New Delhi: As global fuel prices continue to climb following the intensifying conflict in West Asia, BJP IT Cell chief Amit Malviya has highlighted India’s comparatively modest fuel price revision, calling it a significant example of economic resilience during an international crisis.
The sharp rise in crude oil prices was triggered by disruptions in the Strait of Hormuz — one of the world’s most crucial oil transit routes — after tensions escalated in the region earlier this year. Brent crude crossed the $100-per-barrel mark for much of April and early May, pushing fuel prices higher across several major economies.
According to figures shared by Malviya, many countries witnessed steep hikes in petrol and diesel rates between February 23 and May 15, 2026. Myanmar recorded an 89.7 per cent jump in petrol prices and a massive 112.7 per cent increase in diesel rates. Malaysia saw petrol prices rise by 56.3 per cent and diesel by 71.2 per cent, while Pakistan reported increases of 54.9 per cent and 44.9 per cent, respectively.
The United States also saw notable fuel inflation, with petrol prices climbing 44.5 per cent and diesel 48.1 per cent. In the UAE, petrol rose 52.4 per cent while diesel surged 86.1 per cent. European economies such as the UK and Germany also experienced substantial increases.

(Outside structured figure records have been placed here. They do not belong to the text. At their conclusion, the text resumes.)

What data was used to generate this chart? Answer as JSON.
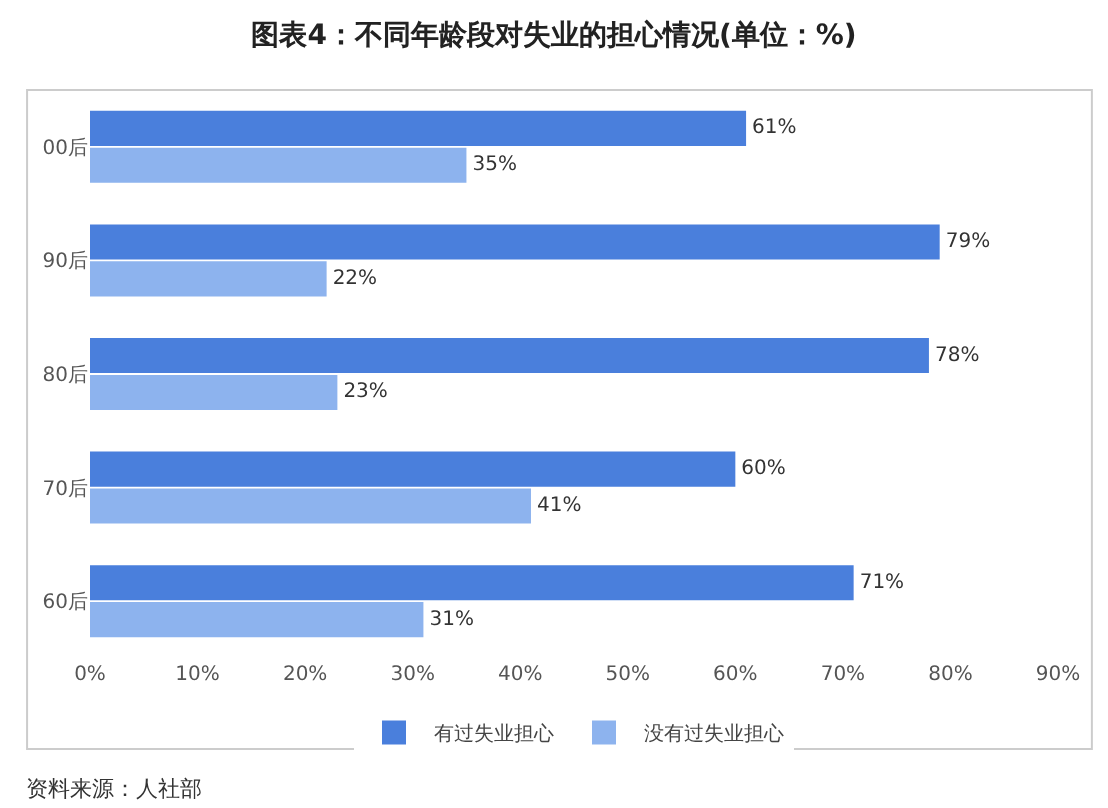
{
  "chart_data": {
    "type": "bar",
    "orientation": "horizontal",
    "title": "图表4：不同年龄段对失业的担心情况(单位：%)",
    "categories": [
      "00后",
      "90后",
      "80后",
      "70后",
      "60后"
    ],
    "series": [
      {
        "name": "有过失业担心",
        "color": "#4a7fdc",
        "values": [
          61,
          79,
          78,
          60,
          71
        ],
        "value_labels": [
          "61%",
          "79%",
          "78%",
          "60%",
          "71%"
        ]
      },
      {
        "name": "没有过失业担心",
        "color": "#8db3ee",
        "values": [
          35,
          22,
          23,
          41,
          31
        ],
        "value_labels": [
          "35%",
          "22%",
          "23%",
          "41%",
          "31%"
        ]
      }
    ],
    "xlim": [
      0,
      90
    ],
    "xticks": [
      {
        "value": 0,
        "label": "0%"
      },
      {
        "value": 10,
        "label": "10%"
      },
      {
        "value": 20,
        "label": "20%"
      },
      {
        "value": 30,
        "label": "30%"
      },
      {
        "value": 40,
        "label": "40%"
      },
      {
        "value": 50,
        "label": "50%"
      },
      {
        "value": 60,
        "label": "60%"
      },
      {
        "value": 70,
        "label": "70%"
      },
      {
        "value": 80,
        "label": "80%"
      },
      {
        "value": 90,
        "label": "90%"
      }
    ],
    "grid": false,
    "legend": "bottom",
    "annotations": [
      "资料来源：人社部"
    ]
  }
}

In contrast, India’s fuel price increase remained limited to 3.2 per cent for petrol and 3.4 per cent for diesel, making it one of the lowest among major market-driven economies. Only Saudi Arabia reported no change, largely due to direct government subsidies.
Malviya stated that this stability was possible because India’s public sector oil marketing companies, which account for nearly 90 per cent of retail fuel sales, absorbed significant financial pressure instead of immediately transferring the burden to consumers.
For nearly 76 days after the conflict intensified, fuel prices in India remained largely unchanged despite mounting global crude costs. Industry estimates suggest these under-recoveries reached nearly Rs 1,000 crore per day.
The Rs 3 per litre revision announced on May 15 marks the first significant price adjustment in nearly four years and represents only a small increase on the average fuel base price.
Malviya argued that controlling fuel inflation is critical because rising fuel costs impact transportation, food prices, logistics and overall household expenses. He described India’s response as a calibrated strategy aimed at protecting citizens from sudden global shocks while maintaining economic stability.
He noted that while several countries passed on steep price increases directly to consumers, India managed to soften the impact significantly, ensuring inflationary pressures remained relatively contained.